The report analyzes information on the importance of offering retirement income solutions, and offers suggestions on how to implement income solutions to offset, and address, risk. It presents a roadmap for plan sponsors to develop and document a systematic process for designing and implementing a retirement income program. It also provides a checklist for evaluation of retirement income options in their plans and implementation considerations.
Providing retirement income options is one way plan sponsors can help employees address risk. Sponsors have a choice between three options including: annuitization of a retirement account outside of a plan, establishing an individual annuity distribution option, or a group annuity consisting of investment options that are later annuitized when the participant is ready to take withdrawals.
With regard to individual annuity distribution options, the Pension Protection Act permits plan sponsors to take advantage of a DOL safe harbor in selection of an annuity provider for distributions from an individual account to meet ERISA requirements. The sponsor has to meet certani requirements, including engaging in an objective and thorough search of annuity providers, supported by a determination of a provider’s ability to make all future payments. Determination of reasonable cost must be met, as well as other issues.

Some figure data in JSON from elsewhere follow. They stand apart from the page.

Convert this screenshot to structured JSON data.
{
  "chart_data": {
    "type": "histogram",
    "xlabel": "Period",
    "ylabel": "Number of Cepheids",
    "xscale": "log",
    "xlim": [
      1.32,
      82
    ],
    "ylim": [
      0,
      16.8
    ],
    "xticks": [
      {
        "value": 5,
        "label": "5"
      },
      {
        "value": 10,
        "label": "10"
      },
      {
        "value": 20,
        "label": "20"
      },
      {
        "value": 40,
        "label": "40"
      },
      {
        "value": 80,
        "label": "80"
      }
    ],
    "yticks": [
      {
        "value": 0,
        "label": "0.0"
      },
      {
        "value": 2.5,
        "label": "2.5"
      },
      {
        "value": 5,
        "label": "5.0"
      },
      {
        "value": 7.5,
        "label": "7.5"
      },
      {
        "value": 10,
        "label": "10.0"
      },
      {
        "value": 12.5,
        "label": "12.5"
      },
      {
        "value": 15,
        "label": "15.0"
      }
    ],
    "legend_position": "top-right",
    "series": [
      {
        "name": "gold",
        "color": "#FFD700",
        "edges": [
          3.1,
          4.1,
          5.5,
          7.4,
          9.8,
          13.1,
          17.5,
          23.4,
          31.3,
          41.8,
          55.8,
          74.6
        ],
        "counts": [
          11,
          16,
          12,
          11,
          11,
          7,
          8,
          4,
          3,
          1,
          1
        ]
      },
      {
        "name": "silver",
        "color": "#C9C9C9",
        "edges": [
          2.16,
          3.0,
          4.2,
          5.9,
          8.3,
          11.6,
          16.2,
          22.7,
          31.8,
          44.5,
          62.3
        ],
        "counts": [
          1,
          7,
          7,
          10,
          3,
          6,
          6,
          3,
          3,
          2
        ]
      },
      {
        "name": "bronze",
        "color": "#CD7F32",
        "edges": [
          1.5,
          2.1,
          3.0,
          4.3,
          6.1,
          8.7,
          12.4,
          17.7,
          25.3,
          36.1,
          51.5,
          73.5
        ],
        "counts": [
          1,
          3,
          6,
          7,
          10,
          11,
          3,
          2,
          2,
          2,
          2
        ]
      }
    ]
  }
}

Investment alternatives introduced as a plan evolves should be individually addressed and explained in a personalized manner to facilitate their effective adoption. A recently released 2013 survey of 796 plan sponsors of defined contribution plans found that (see page 20) communication of personalized information to participants to be most effective in motivating participant behavior in retirement savings as compared to more general education. However, the study noted that 62% of sponsors deem most of their participant communication as more generalized, compared to 22% of sponsors who viewed information as personalized.
As sponsors strive to improve plan success in participant-directed plans, such changes in design or alternatives should be weighed, along with the strategy for effective adoption to promote participant understanding and involvement.